GD meremas kaleng sodanya dan mengulurkannya ke samping, kaleng itu bergerak estafet ke Seungri, ke Taeyang, lalu masuk ke tempat sampah.  Mereka berjalan dengan langkah keren, bertemu dengan Daesung dan TOP di tengah hingga membentuk barisan menyamping sembari tetap berjalan mengikuti langkah sang target. So Hyun terlihat kesal, tentu saja. Bagaimana tidak? Sopir beserta mobilnya menghilang dari parkiran.


Saat itu, So Hyun yang merasa diikuti menoleh ke belakang. Big Bang berhenti, memperlihatkan wajah tenang dengan selipan senyum. Seungri melambaikan tangan.  “Hai,” sapa pria itu dan ZEPPPP!



**********



“Ya ya ya kemari! Dia sadar!” Seru Seungri. TOP setengah berlari menghampirinya. Gadis yang dua hari lalu mereka culik dari sekolah itu akhirnya membuka mata.


“Kukira dia sudah mati,” bisik TOP.
“Kukira juga begitu. Tapi tiba-tiba tangannya bergerak.”


GD memberikan So Hyun obat tidur dengan dosis serampangan di hari penculikan, lalu membawa gadis itu ke markas mereka—rumah kontrakan hasil patungan lima orang. Dan setelah itu, selama dua hari dua malam ia tak sadarkan diri. Dan mereka semua mengira misi pembunuhannya telah berhasil.


“Hai, kau belum makan dari hari selasa. Mau makan apa?” tanya TOP canggung. So Hyun yang mulutnya ditutup kain itu menatapnya dengan takut, lalu merapatkan badannya ke tembok. Pucat pasi.


Saat itu, terdengar suara pintu terbuka di belakang mereka. Taeyang, Daesung dan GD masuk sambil tertawa keras. Namun detik berikutnya, suara tawa Taeyang dan Daesung berhenti. Taeyang menyikut GD yang masih tertawa, menyuruhnya melihat ke  arah depan.


“Astaga! KAU BANGUN!” teriak GD, refleks menjatuhkan kantong kreseknya dan berlari ke arah So Hyun. Ia duduk berlutut di samping gadis itu dengan senyum penuh syukur. So Hyun semakin ketakutan.


“Kau membuatnya takut! Minggir!” Taeyang mendorong GD, lalu gantian duduk di posisinya.

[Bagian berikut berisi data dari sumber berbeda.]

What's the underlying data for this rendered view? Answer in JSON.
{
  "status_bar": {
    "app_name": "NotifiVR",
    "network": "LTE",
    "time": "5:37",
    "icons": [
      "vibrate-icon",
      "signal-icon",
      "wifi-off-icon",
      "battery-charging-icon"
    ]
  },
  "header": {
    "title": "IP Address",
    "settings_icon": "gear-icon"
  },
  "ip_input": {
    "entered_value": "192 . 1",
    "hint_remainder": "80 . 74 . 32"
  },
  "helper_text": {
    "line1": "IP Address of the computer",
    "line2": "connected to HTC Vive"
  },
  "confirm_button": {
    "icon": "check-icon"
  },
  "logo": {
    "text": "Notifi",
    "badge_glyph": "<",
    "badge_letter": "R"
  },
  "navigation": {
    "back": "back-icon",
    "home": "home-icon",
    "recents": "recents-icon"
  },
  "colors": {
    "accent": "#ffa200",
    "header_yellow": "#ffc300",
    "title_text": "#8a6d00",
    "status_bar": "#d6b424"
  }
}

“Hai, aku Taeyang. Jangan takut padaku. Dia yang mencekokimu dengan obat tidur, bukan aku,” ucapnya sambil menunjuk GD.


“Kau yang menyuruhku memberinya obat tidur!” GD membela diri.
“Teman-teman, diamlah. Kita harus memberinya makan sekarang. Kau mau makan apa?” TOP kembali bertanya, kali ini tidak terdengar canggung. So Hyun mengalihkan pandangannya pada pria itu dan menunduk, bahunya bergetar ketakutan.


“Tidak. Tidak. Jangan takut, kami tidak jahat!” seru TOP.
“Kita jahat, TOP. Kita menculiknya, dan sebentar lagi akan membunuhnya,” kata Taeyang. Semua orang langsung menoleh padanya. So Hyun terperanjat kaget sampai terdengar tarikan napas, dan wajahnya langsung terlihat seperti ingin menangis.

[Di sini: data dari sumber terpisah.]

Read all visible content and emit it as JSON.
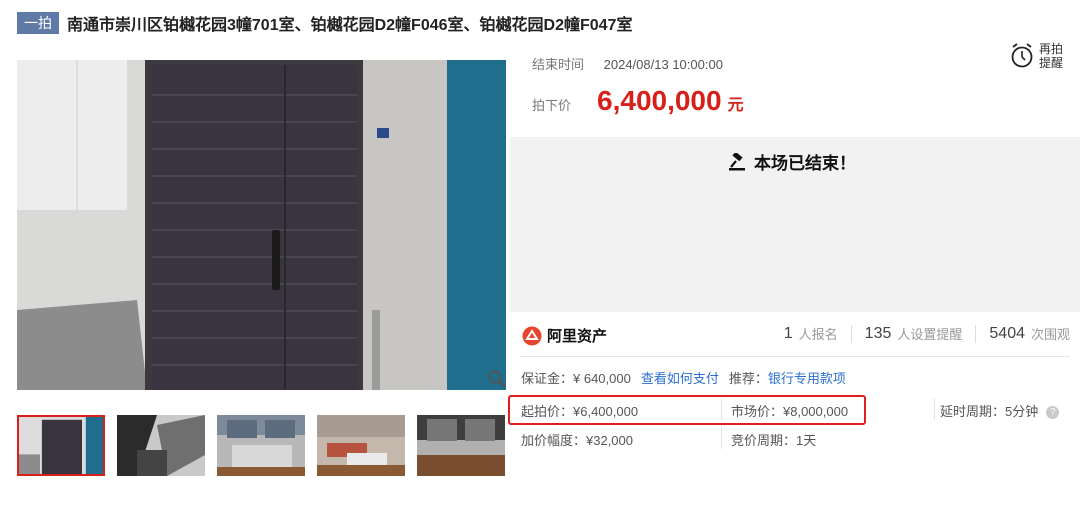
{
  "title": {
    "tag": "一拍",
    "text": "南通市崇川区铂樾花园3幢701室、铂樾花园D2幢F046室、铂樾花园D2幢F047室"
  },
  "auction": {
    "end_label": "结束时间",
    "end_time": "2024/08/13 10:00:00",
    "price_label": "拍下价",
    "price": "6,400,000",
    "price_unit": "元",
    "remind_label": "再拍提醒",
    "status": "本场已结束！"
  },
  "stats": {
    "brand": "阿里资产",
    "signup_count": "1",
    "signup_label": "人报名",
    "remind_count": "135",
    "remind_label": "人设置提醒",
    "view_count": "5404",
    "view_label": "次围观"
  },
  "details": {
    "deposit": "保证金：¥ 640,000",
    "pay_link": "查看如何支付",
    "recommend_label": "推荐：",
    "recommend_link": "银行专用款项",
    "start_price": "起拍价：¥6,400,000",
    "market_price": "市场价：¥8,000,000",
    "delay_period": "延时周期：5分钟",
    "increment": "加价幅度：¥32,000",
    "bid_period": "竞价周期：1天"
  },
  "icons": {
    "zoom": "search-icon",
    "alarm": "alarm-clock-icon",
    "gavel": "gavel-icon",
    "help": "help-icon",
    "brand": "ali-logo-icon"
  },
  "colors": {
    "accent_red": "#d8201b",
    "link_blue": "#2a6fd1",
    "tag_blue": "#5f7aa6"
  }
}
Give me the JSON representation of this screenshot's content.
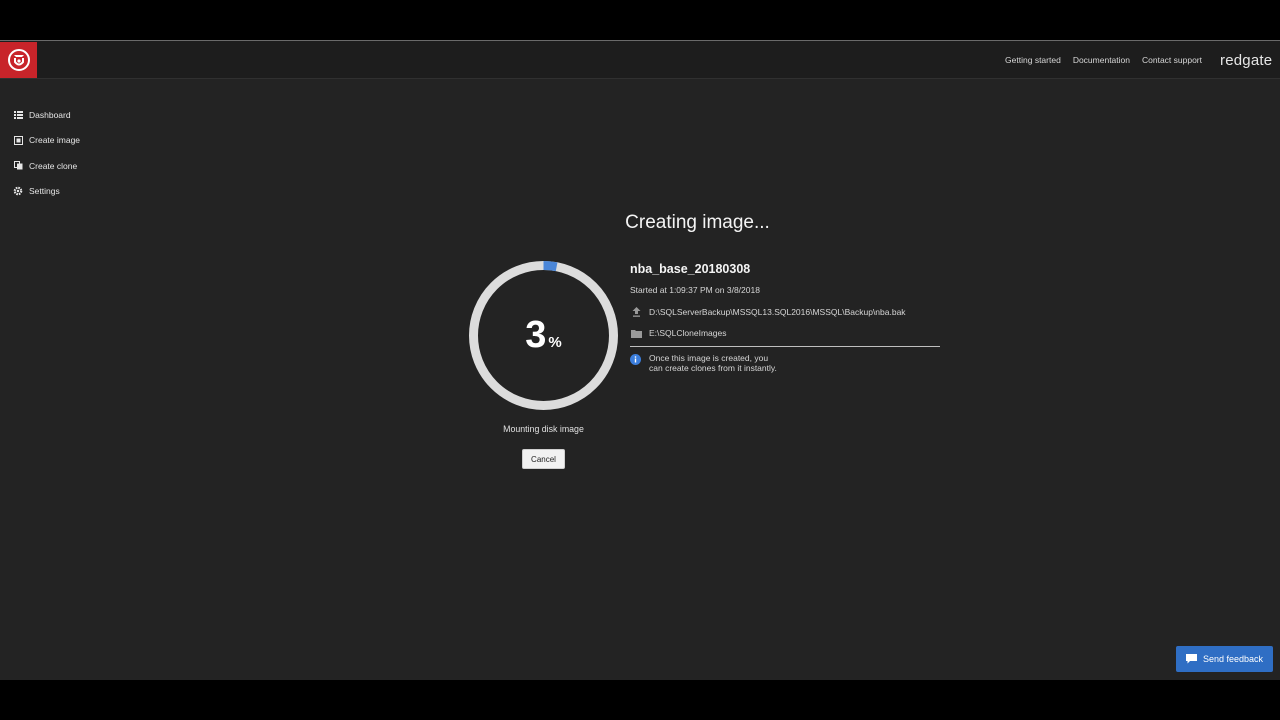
{
  "header": {
    "links": [
      "Getting started",
      "Documentation",
      "Contact support"
    ],
    "brand": "redgate"
  },
  "sidebar": {
    "items": [
      {
        "label": "Dashboard",
        "icon": "list-icon"
      },
      {
        "label": "Create image",
        "icon": "image-icon"
      },
      {
        "label": "Create clone",
        "icon": "copy-icon"
      },
      {
        "label": "Settings",
        "icon": "gear-icon"
      }
    ]
  },
  "main": {
    "heading": "Creating image...",
    "progress": {
      "value": 3,
      "unit": "%",
      "status": "Mounting disk image"
    },
    "cancel_label": "Cancel",
    "image": {
      "name": "nba_base_20180308",
      "started": "Started at 1:09:37 PM on 3/8/2018",
      "source": "D:\\SQLServerBackup\\MSSQL13.SQL2016\\MSSQL\\Backup\\nba.bak",
      "destination": "E:\\SQLCloneImages",
      "info_line1": "Once this image is created, you",
      "info_line2": "can create clones from it instantly."
    }
  },
  "feedback": {
    "label": "Send feedback"
  },
  "colors": {
    "accent": "#2f6ec4",
    "logo": "#c8242a",
    "progress": "#4a86d8",
    "track": "#dcdcdc"
  }
}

“Terima kasih banyak. Kau membuatnya menangis.” TOP menggeram.
“Teman-teman, kupikir sebaiknya kalian pergi membeli makanan,” kata Seungri, “kecuali jika membiarkannya mati kelaparan adalah ide pembunuhan kita.”


“Tidak. Kita tak boleh membiarkannnya mati kelaparan. Ayo cari makanan!” Daesung berdiri. Seorang diri. “Tak ada yang mau menemaniku? Ayolah salah satu!” Semua pria di ruangan itu menghindari tatapannya. Daesung mendengus, lalu memerhatikan mereka satu persatu.


“Heh kau! Ikut aku!” Daesung menarik jaket Taeyang.
“YAA! Kenapa aku?”  keluhnya, namun tetap berdiri.
“Yah, GD~a… kau tak ada gunanya disini! Lebih baik kau ikut mereka,” kata TOP. GD yang sedang mengamati So Hyun sambil tersenyum itu sontak menoleh.


“Aku tak ada gunanya? Memangnya apa gunamu disini?”
“Setidaknya aku tidak membuatnya takut.”
“Aku juga tidak membuatnya takut.”
“GD, kau membuatnya takut,” kata Seungri, menoleh pada So Hyun yang terus merapatkan diri ke tembok. GD menatapnya dari jarak dekat sambil tersenyum lebar, jelas itu menyeramkan. Belum lagi rambut merah menyalanya yang menjuntai menusuk-nusuk wajah sang gadis.


“So Hyun~a, aku tidak membuatmu takut kan?”
“Kau membuatnya takut. Lihat dia!”
“Tapi aku flower boy.”
“GD! Ikut kami!” teriak Daesung dari ambang pintu. GD mendecak keras, memukul tembok di samping kepala So Hyun dan berdiri. Kemudian berjalan pergi sambil menggerutu.


Terdengar suara berisik tiga orang selama bebarapa saat, diikuti dengan pintu tertutup di belakang mereka.


“Aku akan mengambilkan air putih. Kau jaga dia disini ya..”


TOP mengangguk, namun jauh di dalam lubuk hatinya ia menolak. Seungri menghilang di balik tembok dan kini tinggal mereka berdua di ruangan itu. TOP melirik gadis itu—masih menarik-narik tangannya yang diikat dengan raut ketakutan. TOP benar-benar tidak tega.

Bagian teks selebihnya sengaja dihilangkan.